He said the report had concluded he had not once sworn, shouted or physically intimidated anyone in four and a half years, and had dismissed all but two of the claims against him.

Raab apologised for any unintended stress or offence caused by what he described as the “pace, standards and challenge” he demanded as a minister but said the decision to set threshold for bullying so low “set a dangerous precedent” for the conduct of good government.

This will “have a chilling effect on those driving change on behalf of your government – and ultimately the British people”, he said in his letter.

Raab referred to the two incidents where there was a finding of bullying against him — one at the foreign office in dealing with a senior diplomat’s handling of the Brexit negotiation over Gibraltar, and one where he gave critical feedback during an earlier stint at the Ministry of Justice from 2021 to 2022.

The leader of the main opposition Labour Party, Keir Starmer accused Sunak of “weakness” for failing to sack his deputy rather than letting him resign.

Another of Sunak’s senior ministers, Gavin Williamson, also quit in November after bullying allegations, and the prime minister sacked Conservative Party chair Nadhim Zahawi in January after he was found to have broken the ministerial code over his openness about his tax affairs.

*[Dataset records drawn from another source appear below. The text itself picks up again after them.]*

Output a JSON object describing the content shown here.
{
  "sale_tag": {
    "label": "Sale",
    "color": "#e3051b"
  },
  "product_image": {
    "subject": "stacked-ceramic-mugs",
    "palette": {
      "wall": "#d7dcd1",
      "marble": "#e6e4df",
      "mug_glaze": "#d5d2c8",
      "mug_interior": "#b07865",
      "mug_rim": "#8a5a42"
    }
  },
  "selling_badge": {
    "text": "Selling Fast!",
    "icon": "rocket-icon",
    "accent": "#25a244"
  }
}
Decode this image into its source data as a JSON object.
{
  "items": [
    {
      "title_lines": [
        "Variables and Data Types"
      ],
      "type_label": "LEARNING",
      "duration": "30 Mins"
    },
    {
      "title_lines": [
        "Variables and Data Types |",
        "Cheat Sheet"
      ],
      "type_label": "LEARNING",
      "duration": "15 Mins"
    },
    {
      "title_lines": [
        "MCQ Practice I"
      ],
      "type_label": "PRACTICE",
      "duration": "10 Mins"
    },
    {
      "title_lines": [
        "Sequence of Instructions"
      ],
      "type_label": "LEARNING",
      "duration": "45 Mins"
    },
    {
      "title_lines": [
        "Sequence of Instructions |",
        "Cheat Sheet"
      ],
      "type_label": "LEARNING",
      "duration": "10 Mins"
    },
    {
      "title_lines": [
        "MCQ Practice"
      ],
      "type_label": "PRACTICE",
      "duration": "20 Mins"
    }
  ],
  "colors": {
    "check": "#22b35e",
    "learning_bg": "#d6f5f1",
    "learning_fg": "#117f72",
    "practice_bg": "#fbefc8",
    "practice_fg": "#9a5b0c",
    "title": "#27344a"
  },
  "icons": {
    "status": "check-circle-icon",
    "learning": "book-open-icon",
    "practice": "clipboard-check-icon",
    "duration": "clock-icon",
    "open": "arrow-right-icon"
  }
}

Sunak is facing his own investigation by parliament’s standards watchdog into his behaviour over whether he properly declared his wife’s shareholding in a childcare company which stands to benefit from new government policy.

The son of a Czech-born Jewish refugee who fled the Nazis in 1938, Raab studied law at Oxford University before becoming a lawyer working on project finance, international litigation and competition law. He became a member of parliament in 2010 and has had several senior ministerial jobs.